I'm divorced. It's Christmas morning and I am at my parents house and I'm single after being married almost 10 years. I am the one who initiated it so I don't have any reason to complain, right? I'm the evil girl who decided she wasn't happy in her marriage anymore. It doesn't take away the guilt and shame I feel. So tired of everyone asking, "what happened?" when they find out. Like I didn't do everying possible to prevent it. Like I didn't hang on for much longer than I should have just based on sheer hope that things would change and our love would grow again. I think about my ex-husband (who is a nice guy, btw) and wonder how hurt HE must be today.
The reasons for our marriage ending were very valid. Long story short, we grew apart a long time ago.
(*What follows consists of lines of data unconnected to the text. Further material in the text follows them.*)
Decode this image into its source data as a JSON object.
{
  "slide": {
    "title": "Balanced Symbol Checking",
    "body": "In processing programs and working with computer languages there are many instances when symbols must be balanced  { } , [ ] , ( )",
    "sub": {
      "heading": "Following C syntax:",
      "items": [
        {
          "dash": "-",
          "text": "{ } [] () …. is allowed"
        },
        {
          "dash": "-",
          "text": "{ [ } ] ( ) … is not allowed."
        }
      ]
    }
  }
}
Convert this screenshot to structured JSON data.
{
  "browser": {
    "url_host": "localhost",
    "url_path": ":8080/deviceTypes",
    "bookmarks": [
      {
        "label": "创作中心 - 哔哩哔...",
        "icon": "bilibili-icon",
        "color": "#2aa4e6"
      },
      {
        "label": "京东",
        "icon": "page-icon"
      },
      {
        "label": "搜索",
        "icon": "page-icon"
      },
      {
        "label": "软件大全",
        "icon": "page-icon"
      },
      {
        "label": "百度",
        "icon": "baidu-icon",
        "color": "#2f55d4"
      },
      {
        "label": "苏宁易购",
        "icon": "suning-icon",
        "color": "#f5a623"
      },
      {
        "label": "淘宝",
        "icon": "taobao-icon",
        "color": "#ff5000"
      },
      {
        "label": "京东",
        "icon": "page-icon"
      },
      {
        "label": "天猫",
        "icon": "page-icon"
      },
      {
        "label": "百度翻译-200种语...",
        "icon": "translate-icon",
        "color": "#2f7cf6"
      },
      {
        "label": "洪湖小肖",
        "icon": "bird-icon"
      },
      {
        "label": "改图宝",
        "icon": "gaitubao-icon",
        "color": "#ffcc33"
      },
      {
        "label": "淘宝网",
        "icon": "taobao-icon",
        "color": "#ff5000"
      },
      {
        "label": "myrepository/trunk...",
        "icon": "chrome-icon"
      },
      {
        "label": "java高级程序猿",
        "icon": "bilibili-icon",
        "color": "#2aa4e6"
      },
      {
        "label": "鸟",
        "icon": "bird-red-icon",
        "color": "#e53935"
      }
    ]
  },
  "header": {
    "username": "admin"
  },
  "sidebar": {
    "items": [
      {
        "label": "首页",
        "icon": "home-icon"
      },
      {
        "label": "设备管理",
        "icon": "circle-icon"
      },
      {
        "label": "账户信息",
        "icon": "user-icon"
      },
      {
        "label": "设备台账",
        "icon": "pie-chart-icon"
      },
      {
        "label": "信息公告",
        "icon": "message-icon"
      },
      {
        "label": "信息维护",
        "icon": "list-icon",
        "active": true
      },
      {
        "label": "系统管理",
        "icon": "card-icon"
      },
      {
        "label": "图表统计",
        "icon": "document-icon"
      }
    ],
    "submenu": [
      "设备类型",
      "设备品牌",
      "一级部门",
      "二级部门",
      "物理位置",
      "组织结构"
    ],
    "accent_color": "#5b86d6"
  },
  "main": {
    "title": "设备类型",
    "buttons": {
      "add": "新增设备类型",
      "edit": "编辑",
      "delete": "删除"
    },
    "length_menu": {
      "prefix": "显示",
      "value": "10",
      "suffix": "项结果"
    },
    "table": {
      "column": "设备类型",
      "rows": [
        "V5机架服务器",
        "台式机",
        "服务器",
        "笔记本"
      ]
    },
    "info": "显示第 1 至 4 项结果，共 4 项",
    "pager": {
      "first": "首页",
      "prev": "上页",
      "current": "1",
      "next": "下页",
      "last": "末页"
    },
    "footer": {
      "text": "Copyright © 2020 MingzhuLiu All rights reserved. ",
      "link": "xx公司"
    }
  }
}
I knew I could no longer stay in this null or void our marriage had become.
That's how I ended up here. Single and terrified that I'll never find the love I've searched over 35 years for. I know I need to make that leap and make major changes in my life, otherwise this was for nothing. I've never been a risk taker. I hate roller coasters, scary movies or anything that might possibly initiate some adrenaline in my body. I am a planner, a researcher. It took me 15 years to decide to get a tattoo (much to my ex's chagrin).
So....how am I going to jump in head first instead of just dipping my toe in? Because I owe it to myself. And after all, if I don't look out for me then who will?